Sunday, January 17, 2010

Hitchens Rebuts Brooks

On the subject of the righteous wrath of God, and its relationship to the tragedy of Haiti, I consider this to be an effective rebuttal of this. Read both.

Blaming what one considers to be a "bad" religion for human misfortune is a very tricky thing at best. If the issue is that the voodoo religion promotes a view of the temporal world as capricious, and in the process discourages foresight and planning against misfortune, as Brooks argues, is that not an argument that can be laid at the footstep of all religions (including Christianity)?

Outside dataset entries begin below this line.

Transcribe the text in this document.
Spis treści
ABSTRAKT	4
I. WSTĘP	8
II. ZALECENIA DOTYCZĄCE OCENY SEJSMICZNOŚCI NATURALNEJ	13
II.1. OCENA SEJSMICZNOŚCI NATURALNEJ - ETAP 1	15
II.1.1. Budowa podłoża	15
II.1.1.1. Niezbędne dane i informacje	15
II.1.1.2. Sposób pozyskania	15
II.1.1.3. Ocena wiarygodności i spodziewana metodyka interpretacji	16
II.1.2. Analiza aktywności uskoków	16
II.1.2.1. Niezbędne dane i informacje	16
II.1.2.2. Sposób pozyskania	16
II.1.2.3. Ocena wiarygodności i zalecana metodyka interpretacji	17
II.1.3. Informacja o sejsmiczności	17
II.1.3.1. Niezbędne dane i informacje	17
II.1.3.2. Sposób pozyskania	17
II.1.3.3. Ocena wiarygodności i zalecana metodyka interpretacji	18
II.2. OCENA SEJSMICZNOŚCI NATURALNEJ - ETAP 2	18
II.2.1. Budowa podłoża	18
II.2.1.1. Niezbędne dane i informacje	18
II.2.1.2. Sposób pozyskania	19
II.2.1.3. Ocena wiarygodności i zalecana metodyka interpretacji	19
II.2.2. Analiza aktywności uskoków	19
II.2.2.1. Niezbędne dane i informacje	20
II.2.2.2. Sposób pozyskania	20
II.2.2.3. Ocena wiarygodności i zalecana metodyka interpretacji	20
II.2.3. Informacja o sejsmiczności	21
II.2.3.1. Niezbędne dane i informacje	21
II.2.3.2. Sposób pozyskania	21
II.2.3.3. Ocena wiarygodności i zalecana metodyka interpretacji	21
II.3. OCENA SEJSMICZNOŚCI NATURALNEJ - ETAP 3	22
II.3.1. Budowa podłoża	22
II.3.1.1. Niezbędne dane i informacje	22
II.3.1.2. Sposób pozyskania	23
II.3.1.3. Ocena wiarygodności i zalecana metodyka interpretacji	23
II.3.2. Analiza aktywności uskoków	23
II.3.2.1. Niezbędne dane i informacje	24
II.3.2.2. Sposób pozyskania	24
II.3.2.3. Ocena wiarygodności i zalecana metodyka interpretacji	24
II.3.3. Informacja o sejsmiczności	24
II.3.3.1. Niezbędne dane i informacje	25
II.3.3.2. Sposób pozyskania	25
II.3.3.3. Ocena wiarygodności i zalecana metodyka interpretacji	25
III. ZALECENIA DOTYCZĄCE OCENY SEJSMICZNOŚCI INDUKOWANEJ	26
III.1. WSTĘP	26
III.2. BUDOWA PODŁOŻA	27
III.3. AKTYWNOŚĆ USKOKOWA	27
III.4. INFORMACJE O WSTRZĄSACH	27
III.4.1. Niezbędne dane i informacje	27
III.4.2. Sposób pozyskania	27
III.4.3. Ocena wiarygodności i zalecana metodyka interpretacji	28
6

This is not to say that other religions don't promote "good works" in the here-and-now. But, from my own experiences as a (now former) evangelical, I have often seen a connection between the anti-government conservatives and the heaven-or-hell believers. After all, if perfect peace, justice and prosperity are impossible in this world, and you otherwise consider yourself to be "saved," why bother to try? And why be taxed to try, when you can give that money to the church? Never mind the fact that the church itself is a temporal institution, and not one that is invulnerable to temporal frailties. Thousands of examples, from the Swaggart-Bakker sex scandals of the 1980s to the Catholic Church's blind eye to child abuse under its ecclesiastical nose, sadly illustrate that point.

Poverty is a complicated issue, and the complicated nature of it often brings the people who fight to their knees. When that happens, however, the moral and spiritual thing to do is to get up and keep on fighting, and not to point fingers of self-righteousness.